Under the proposed rule for hospital outpatient payments, Medicare would pay hospitals for 340B drugs at their average sales price minus 33.4%. This marks a significant drop from the current payment structure, where hospitals receive that price plus 6%, according to STAT.
Why is Medicare cutting 340B drug payments?
CMS is targeting the 340B program because it believes the current payment model allows some facilities to profit excessively from discounted drugs. Agency surveys found instances where the cost to the patient exceeded the cost the hospital paid for the drug, STAT reported.

The 340B program is a federal initiative that allows certain health providers to purchase outpatient drugs at significantly reduced prices. While intended to help safety-net providers stretch scarce federal resources to reach more patients, critics argue the program has become a profit center for wealthy health systems, according to STAT.
How will the payment change affect different hospitals?
The proposal creates a divide between nonprofit and for-profit healthcare facilities. Only nonprofit facilities are eligible for the 340B program, meaning they are the only ones facing these specific cuts, according to STAT.
Conversely, the Medicare proposed rule includes a 7.4% pay increase for for-profit hospitals under the 340B adjustment, STAT reported.

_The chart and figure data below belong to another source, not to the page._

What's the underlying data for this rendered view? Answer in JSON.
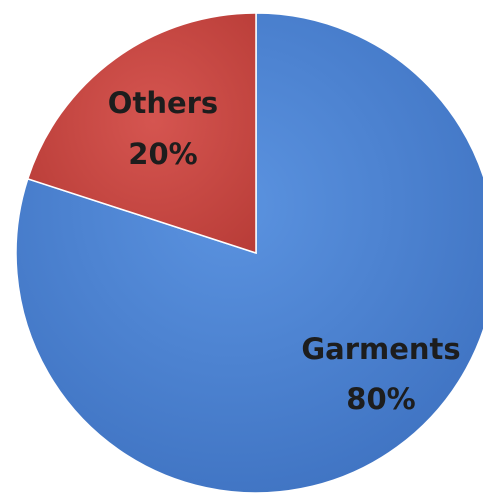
{
  "chart_data": {
    "type": "pie",
    "title": "",
    "slices": [
      {
        "label": "Garments",
        "value": 80,
        "percent_label": "80%",
        "color": "#4a7fcf"
      },
      {
        "label": "Others",
        "value": 20,
        "percent_label": "20%",
        "color": "#c94a44"
      }
    ],
    "start_angle_deg": 0,
    "direction": "clockwise",
    "legend": "none",
    "labels": "inside"
  }
}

Groups representing academic and nonprofit hospitals condemned the move quickly. These organizations claim the cuts will disproportionately harm safety-net providers that rely on 340B funding to maintain essential services for low-income populations, according to STAT.
What is the financial impact of the proposed rule?
The shift represents a swing of nearly 40 percentage points in how Medicare calculates reimbursement for these specific drugs. Hospitals would move from a premium (Price + 6%) to a steep discount (Price – 33.4%), according to STAT.
This adjustment is part of a broader, ongoing debate over the sustainability and intent of the 340B program. Safety-net providers view the discounts as a lifeline, while regulators and some policymakers view the current reimbursement levels as inflated, STAT reported.